No se parecía para nada a su hijo. Tenía una larga melena de rizos desordenados, de un rubio imposible, los ojos más azules del mundo y una cara que dejaba en ridículo a cualquiera de los Ángeles de Charlie, sobre todo a Sabrina. Llevaba unos pantalones rojos tan ceñidos que parecían ser parte de su propia piel, una camisa de flores abierta hasta el punto de asomar la puntilla del sujetador, todos los collares y medallas que pudo encontrar y caminaba sobre unos tacones de infarto. A su paso, dejó una estela de perfume dulzón y una sonajera de pulseras metálicas. Parecía escapada de una revista del corazón de las que leía mi madre. Era todo lo que los hombres deseaban tener y todo lo que las mujeres deseaban ser. A su lado, mi madre, que era guapa y vestía siempre con clase, parecía una maestra de pueblo gris y aburrida.

- ¡Pol, hijo mío! ¿Cómo estás? – exclamó, arrodillándose para abrazarlo. Manel me miró de reojo, avergonzado, y no dijo ni mu. Se separó de él, le levantó el flequillo y le miró con los ojos entrecerrados-. Espero que no te quede una cicatriz, sería muy poco favorecedor.

- No se preocupe, la herida era pequeña y limpia, la he podido cerrar sin problemas – contestó el médico que le había atendido. Le entregó el informe médico y una lista con la medicación y consejos de higiene, sin apartar la vista de su escote-. Les espero en una semana a ver cómo evoluciona y, si es posible, quitarle los puntos.

- Sí, ya veremos – dijo ella, mirando de arriba abajo al médico-. En fin, ya no podemos hacer nada, ¿verdad? Esto te pasa por no hacerme caso.

- Lo siento, mamá– susurró Pol con los ojos clavados en el suelo. Su madre suspiró, se puso de pie, agitó la melena y otras cosas, provocando un infarto al médico y a la mitad de los pacientes que esperaban y, cogiéndole de la mano, echó a andar hacia la salida.

- Mira que te lo he dicho veces, hijo, que te quedes en casa. ¿Es que no tienes bastante con los jardines y la pista de tenis? No, claro, tú tienes que ir a un parcucho cualquiera, al otro lado de la ciudad. ¡Y solo! De verdad, a ver si maduras de una vez porque yo no puedo estar pendiente de ti todos los días. Por Dios, ¡que ya tienes doce años!

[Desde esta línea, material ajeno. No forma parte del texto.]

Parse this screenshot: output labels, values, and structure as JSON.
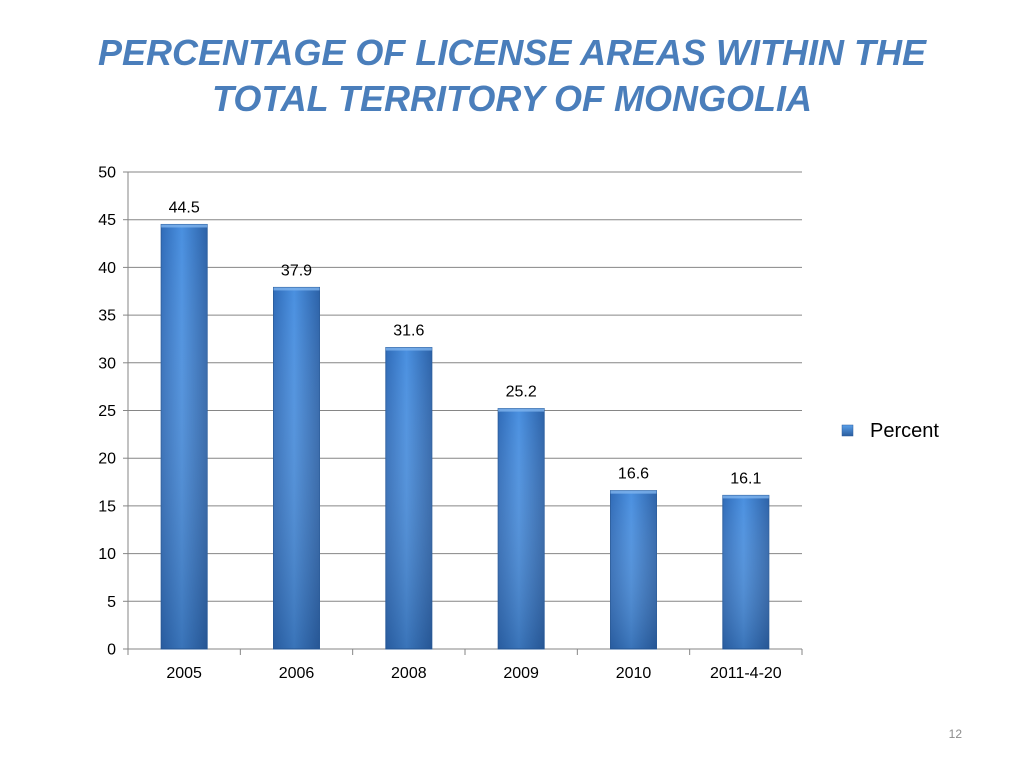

Mi madre y yo, que caminábamos detrás de ellos, no nos perdíamos ni una palabra del rapapolvo. No dejó de regañarle ni un instante, culpándole de todo lo que había pasado, sin darle una mínima oportunidad para explicarse. A pesar de todo, me dio un poco de pena. Cuando llegamos a la calle, llovía a cántaros. Nos quedamos a resguardo bajo el alero de la entrada a Urgencias, en un silencio incómodo, hasta que la rubia explosiva se dignó a mirarnos y sonrió por primera vez.

- Por favor – dijo, apoyando una mano en el hombro de mi madre-, ha sido tan amable de hacerse cargo de mi hijo… lo mínimo que puedo hacer es llevarles hasta su casa.

- Oh, no se moleste, gracias – contestó mi madre, poco amiga de recibir favores de desconocidos-. La parada del autobús está justo ahí enfrente. Esperaremos un poco a que pare de llover y ya está. No se preocupe.

- No es molestia, tengo el coche ahí mismo – señaló un coche grande y ridículo, pintado del rosa más cursi que se pudiera imaginar, que estaba aparcado en zona prohibida-. De camino, pararemos a cenar en algún sitio divertido, ¿de acuerdo?

- De verdad, gracias, pero no…

- Ea, ¡pues no se hable más! Ahora vengo – Sacó del bolso un diminuto paraguas plegable que, una vez abierto, a duras penas le cubría los hombros, y echó a correr hacia el coche.

- Mama, ¿tenemos que ir? – pregunté en voz baja. Empezaba a dolerme bastante el brazo y lo único que quería era irme a casa, a que me mimaran un poco.

- Bueno, está claro que esa mujer no admite que le lleven la contraria… - sonrió como sólo ella sabía hacerlo, y me apartó el pelo de la cara-. No tardaremos mucho, ya verás. Estaremos en casa antes de que te des cuenta.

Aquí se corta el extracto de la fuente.